Forgetting in the first shock of supernatural added to natural fear that they stood fully exposed in the faint moonlight, they looked at each other, while a cold chill of dread seemed to check even the power to think. Manson was the first to recover, and with a quick, "We must hide," almost hissed, dropped on all fours behind a bush, followed by his comrade. That the motion betrayed them to watchful eyes is certain, for the next instant, out from the dark thicket across the gorge there leaped a flash of red fire, and the ping of a bullet, cutting leaves and twigs above them, told its own tale. Too scared to think of returning the fire, or conscious that to do so was unwise, they slowly crawled deeper into the scrub and along the top of the hillock. All that night they kept together, and how long it was until the gray light of coming dawn lifted a little of their burden of fear, no one who has never skulked along a picket line in darkness and dread can imagine!

When the relief guard came, Manson and his mate tried to discover where their night-prowling enemy had crossed that narrow gorge, if he had crossed at all, but could not. Whether ghost, or shadow, or flesh-and-blood enemy had walked on fog in the faint moonlight before them, they could not tell, and never afterward were they able to determine. The only certain fact was that some one had fired at them, and fired meaning to kill! Wisely, too, they agreed to keep the ghost part of that experience a secret, and none of their comrades ever knew they had seen a man walking upon the fog.


CHAPTER XIV.

BESIDE THE CAMP FIRE.

Both Manson's and Pullen's regiments were encamped along the edge of a belt of pine woods, and after their creepy experience together on picket duty, they naturally sought each other as often as possible. There is a 'witching romance lingering about a camp fire in the woods that stimulates the imagination, and when these two newly made friends could meet for an evening's visit beside theirs, many a tale of youthful experience and boyish escapade was exchanged.

"Speaking of ghosts," said Manson, one evening, "I do not believe in their existence exactly, and yet there is a strange fascination about the idea that I can't understand. Now I do not believe we saw a man walking on fog the other night, and yet I can't resist the desire to hunt the matter out and discover what sort of an optical illusion it was. I am not at all certain the man who took a shot at us was the one we saw across the ravine, either. I had an experience once when I was about nine years old, that, in a way, tainted my mind with the ghost idea, and perhaps that is the reason why the possibility of seeing one affects me in the way it does. A couple of miles from the farm where I was reared there stood an old deserted ruin of a house known as the Tim Buck place. It was hidden away behind hills and woods and reached from the highway through a half-mile lane, thick grown with bushes. Here, years before I was born, there had once lived a man by the name of Buck, who hanged himself in the garret one day, while his wife was away. It was said she came back just at dusk and found him hanging lifeless from a rafter in the garret. What became of her I never knew, but no one ever lived on the place afterward, and in time the farm and house reverted to the town for taxes. It also soon obtained the reputation of being haunted, and no one ever went near it after dark. A couple of 'coon hunters told how they had taken refuge in it from a sudden shower at night, but left in a hurry when they heard some one walking on the chamber floor above. Some one else said they had seen a white figure walking on the ridge-pole just at dusk. All this was current gossip in the town, and believed by many.

"My parents had sense enough not to tell me, but when I was old enough to be sent to the district school, I heard all this, and more, too; and the worst of it was I believed all I heard. I had never been near the house, but when I heard the stories, I got another boy for company and went to look at it from the top of a near-by hill.

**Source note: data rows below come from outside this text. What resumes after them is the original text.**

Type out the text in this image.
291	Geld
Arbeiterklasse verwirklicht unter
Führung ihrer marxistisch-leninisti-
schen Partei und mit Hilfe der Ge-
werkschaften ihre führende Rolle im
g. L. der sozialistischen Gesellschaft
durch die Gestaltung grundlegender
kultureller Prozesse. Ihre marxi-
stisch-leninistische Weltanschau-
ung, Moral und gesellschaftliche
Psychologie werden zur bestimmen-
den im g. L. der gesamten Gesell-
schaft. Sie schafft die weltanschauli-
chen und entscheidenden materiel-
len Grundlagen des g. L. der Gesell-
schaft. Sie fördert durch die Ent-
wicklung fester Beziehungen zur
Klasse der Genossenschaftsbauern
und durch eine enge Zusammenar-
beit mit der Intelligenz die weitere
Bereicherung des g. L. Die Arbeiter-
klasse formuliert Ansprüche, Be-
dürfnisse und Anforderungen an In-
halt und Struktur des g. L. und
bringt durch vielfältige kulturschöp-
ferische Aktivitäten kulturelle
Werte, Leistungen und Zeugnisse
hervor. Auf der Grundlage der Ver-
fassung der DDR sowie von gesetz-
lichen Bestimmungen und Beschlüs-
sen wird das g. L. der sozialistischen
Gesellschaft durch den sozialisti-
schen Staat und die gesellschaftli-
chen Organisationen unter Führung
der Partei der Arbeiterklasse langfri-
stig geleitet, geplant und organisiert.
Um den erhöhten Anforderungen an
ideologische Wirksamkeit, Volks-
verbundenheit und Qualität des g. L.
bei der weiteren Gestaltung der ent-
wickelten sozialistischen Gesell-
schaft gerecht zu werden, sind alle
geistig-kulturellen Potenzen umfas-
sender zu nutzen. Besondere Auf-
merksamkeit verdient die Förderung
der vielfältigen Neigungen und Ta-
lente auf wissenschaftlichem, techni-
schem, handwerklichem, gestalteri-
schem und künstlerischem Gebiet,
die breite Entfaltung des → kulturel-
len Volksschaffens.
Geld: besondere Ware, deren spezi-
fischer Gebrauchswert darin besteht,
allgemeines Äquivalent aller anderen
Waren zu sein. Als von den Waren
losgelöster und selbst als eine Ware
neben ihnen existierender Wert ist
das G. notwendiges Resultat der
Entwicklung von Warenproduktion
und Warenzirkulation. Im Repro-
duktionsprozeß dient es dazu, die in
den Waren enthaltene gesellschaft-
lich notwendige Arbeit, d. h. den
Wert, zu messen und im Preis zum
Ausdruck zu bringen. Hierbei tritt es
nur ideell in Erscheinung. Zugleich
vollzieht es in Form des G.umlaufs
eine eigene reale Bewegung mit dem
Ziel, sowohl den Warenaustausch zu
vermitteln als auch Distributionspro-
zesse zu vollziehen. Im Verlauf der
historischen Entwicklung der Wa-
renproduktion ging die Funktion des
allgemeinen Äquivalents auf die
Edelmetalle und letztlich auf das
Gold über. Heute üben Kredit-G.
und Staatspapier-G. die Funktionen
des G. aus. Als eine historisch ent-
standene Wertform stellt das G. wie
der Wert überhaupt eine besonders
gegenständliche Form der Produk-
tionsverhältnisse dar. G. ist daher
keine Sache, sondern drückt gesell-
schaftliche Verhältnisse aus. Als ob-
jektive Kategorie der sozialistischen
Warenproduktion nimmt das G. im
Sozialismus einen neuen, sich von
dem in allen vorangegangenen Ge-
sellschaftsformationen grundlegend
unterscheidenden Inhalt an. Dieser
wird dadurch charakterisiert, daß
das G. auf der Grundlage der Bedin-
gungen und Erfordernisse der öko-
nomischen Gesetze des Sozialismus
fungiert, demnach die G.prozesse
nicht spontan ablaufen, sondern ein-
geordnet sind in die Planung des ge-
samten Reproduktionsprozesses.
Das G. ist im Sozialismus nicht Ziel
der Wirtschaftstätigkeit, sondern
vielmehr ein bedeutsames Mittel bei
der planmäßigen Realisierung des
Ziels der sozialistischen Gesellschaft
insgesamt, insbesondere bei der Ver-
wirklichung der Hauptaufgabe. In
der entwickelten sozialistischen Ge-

As I grew older the fascination of the place kept increasing, and one day it overcame my fear and all alone I paid it a visit.

"The house was a ruin—roof fallen in, floor rotted away and pitched into the cellar: only the walls were standing, and the beams and rafters, like the ribs of a skeleton, still in place. I remember the well-sweep was in the usual position, and seemed to me like a warning finger pointing at the bleaching rafters. It took me a good half hour to muster courage enough to go within ten rods of the ruin, but I finally did, and at last, scared half to death, and trembling, found myself peeping in at one window. It was dark in there and smelt queer, and I, a nine-year-old boy, fully expected to see some new and horrible spook appear at any moment. How long I stood there I never knew, for I forgot all else except the belief that if I waited long enough I should see something queer. I did, too, for all at once I saw in an inner room, where a closet door stood half open, a white, bony hand reach out from behind it, take hold, and seemingly shut that door from the inside! I didn't wait any longer, you may be sure, and never stopped running until I came in sight of home, two miles away!"